Frases de Faustão - Se eu fizesse um programa só ...

Se eu fizesse um programa só para mim, metade dos convidados não viria. Trago gente que gosto e que não gosto, gente que admiro e que não admiro. Não sou o dono.
Faustão
Significado e Contexto
A citação de Faustão expressa uma filosofia de vida baseada na humildade e no reconhecimento da diversidade humana. Ele reconhece que, ao criar algo (como um programa de televisão), não deve servir apenas aos seus gostos pessoais, mas sim abraçar uma variedade de pessoas – incluindo aquelas com quem discorda ou não simpatiza. A frase 'Não sou o dono' sublinha uma postura de serviço ao público e de respeito pela pluralidade de opiniões, em vez de uma atitude autoritária ou exclusivista. Num contexto educativo, esta reflexão pode ser aplicada ao debate sobre inclusão social, mediação de conflitos e construção de comunidades. Ensina que espaços verdadeiramente ricos e dinâmicos são aqueles que acolhem diferenças, promovendo o diálogo entre visões contrastantes em vez de criar bolhas homogéneas. É uma lição sobre liderança servidora e a importância de ultrapassar preconceitos pessoais para criar experiências coletivas mais autênticas.
Origem Histórica
Faustão (nome artístico de Fausto Silva) é um dos apresentadores de televisão mais icónicos do Brasil, com uma carreira que começou nos anos 1980. A citação reflete a sua filosofia de trabalho no programa 'Domingão do Faustão', que durante décadas reuniu convidados diversos – de artistas e políticos a pessoas comuns – criando um espaço de entretenimento que pretendia espelhar a sociedade brasileira na sua complexidade. O contexto é o da televisão popular brasileira, onde a audiência massiva exigia um equilíbrio entre conteúdo apelativo e representatividade.
Relevância Atual
Esta frase mantém-se relevante hoje porque aborda temas universais como inclusão, diversidade e humildade – questões centrais em debates contemporâneos sobre polarização política, redes sociais e cultura do cancelamento. Num mundo cada vez mais dividido, a mensagem de Faustão lembra a importância de ouvir vozes diferentes, mesmo as discordantes, para evitar a criação de 'bolhas' sociais. É uma reflexão valiosa para educadores, líderes e qualquer pessoa interessada em construir espaços mais democráticos e tolerantes.

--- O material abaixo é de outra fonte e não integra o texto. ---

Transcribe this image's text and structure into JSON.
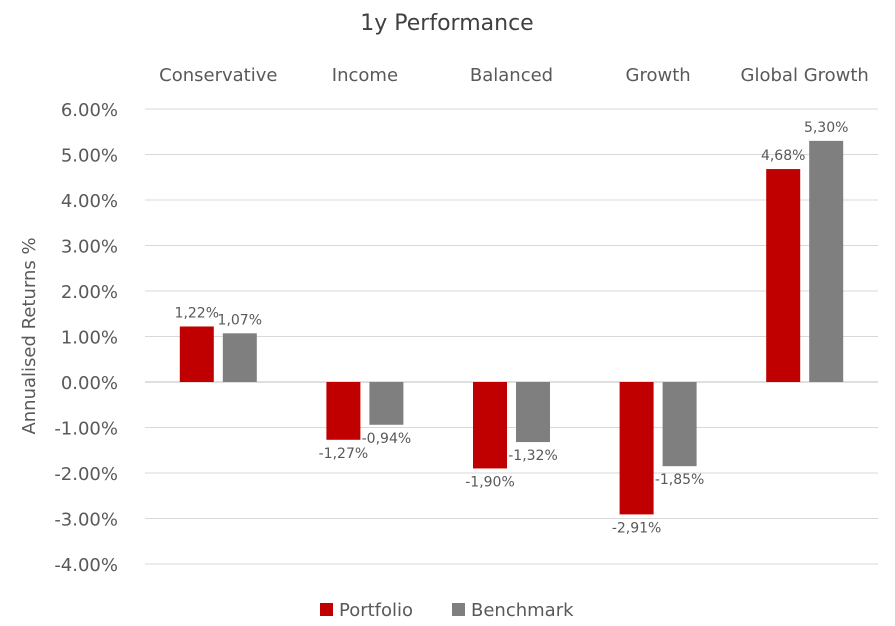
{
  "chart_data": {
    "type": "bar",
    "title": "1y Performance",
    "xlabel": "",
    "ylabel": "Annualised Returns %",
    "categories": [
      "Conservative",
      "Income",
      "Balanced",
      "Growth",
      "Global Growth"
    ],
    "category_axis_position": "top",
    "series": [
      {
        "name": "Portfolio",
        "color": "#C00000",
        "values": [
          1.22,
          -1.27,
          -1.9,
          -2.91,
          4.68
        ],
        "labels": [
          "1,22%",
          "-1,27%",
          "-1,90%",
          "-2,91%",
          "4,68%"
        ]
      },
      {
        "name": "Benchmark",
        "color": "#7F7F7F",
        "values": [
          1.07,
          -0.94,
          -1.32,
          -1.85,
          5.3
        ],
        "labels": [
          "1,07%",
          "-0,94%",
          "-1,32%",
          "-1,85%",
          "5,30%"
        ]
      }
    ],
    "ylim": [
      -4,
      6
    ],
    "yticks": [
      6,
      5,
      4,
      3,
      2,
      1,
      0,
      -1,
      -2,
      -3,
      -4
    ],
    "ytick_labels": [
      "6.00%",
      "5.00%",
      "4.00%",
      "3.00%",
      "2.00%",
      "1.00%",
      "0.00%",
      "-1.00%",
      "-2.00%",
      "-3.00%",
      "-4.00%"
    ],
    "grid": true,
    "legend_position": "bottom"
  }
}
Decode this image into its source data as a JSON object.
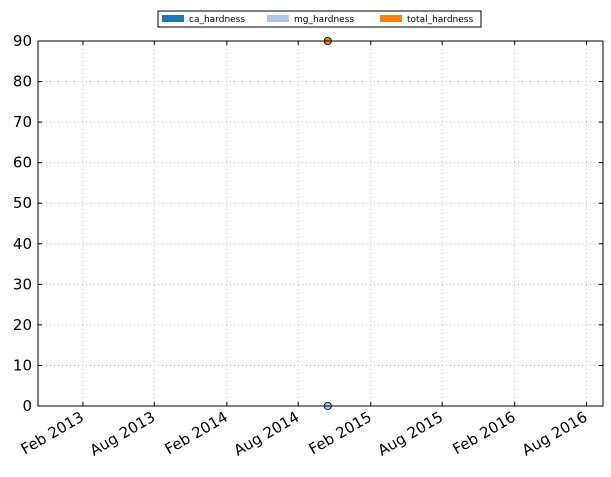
{
  "chart_data": {
    "type": "scatter",
    "x_axis": "date",
    "x_ticks": [
      "Feb 2013",
      "Aug 2013",
      "Feb 2014",
      "Aug 2014",
      "Feb 2015",
      "Aug 2015",
      "Feb 2016",
      "Aug 2016"
    ],
    "xlim": [
      "2012-10-10",
      "2016-09-12"
    ],
    "ylim": [
      0,
      90
    ],
    "y_ticks": [
      0,
      10,
      20,
      30,
      40,
      50,
      60,
      70,
      80,
      90
    ],
    "grid": true,
    "legend_position": "top-center",
    "series": [
      {
        "name": "ca_hardness",
        "color": "#1f77b4",
        "points": []
      },
      {
        "name": "mg_hardness",
        "color": "#aec7e8",
        "points": [
          {
            "x": "2014-10-15",
            "y": 0
          }
        ]
      },
      {
        "name": "total_hardness",
        "color": "#ff7f0e",
        "points": [
          {
            "x": "2014-10-15",
            "y": 90
          }
        ]
      }
    ],
    "title": "",
    "xlabel": "",
    "ylabel": ""
  }
}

Fonte Original: Provavelmente de entrevistas ou declarações públicas de Faustão sobre a sua filosofia de trabalho no 'Domingão do Faustão'. Não está associada a um livro ou obra específica, mas tornou-se uma das suas frases mais citadas na cultura popular brasileira.
Citação Original: Se eu fizesse um programa só para mim, metade dos convidados não viria. Trago gente que gosto e que não gosto, gente que admiro e que não admiro. Não sou o dono.
Exemplos de Uso
- Num debate sobre inclusão nas empresas: 'Como dizia o Faustão, não podemos fazer um programa só para nós – é preciso trazer vozes diversas.'
- Em contextos educativos: 'A sala de aula deve seguir o princípio de Faustão: acolher diferentes perspectivas para enriquecer a aprendizagem.'
- Na política local: 'Um bom líder sabe que, como Faustão afirmou, não é o dono – deve servir a toda a comunidade.'
Variações e Sinônimos
- 'A unidade na diversidade'
- 'O contraditório enriquece o debate'
- 'Quem só ouve eco, não ouve voz'
- 'A sabedoria está em ouvir todos os lados'
Curiosidades
Faustão é conhecido por frases espontâneas e filosóficas durante os seus programas, muitas das quais se tornaram 'memes' ou citações populares no Brasil. Apesar do seu enorme sucesso, ele frequentemente enfatizava a humildade como valor central, refletida nesta citação.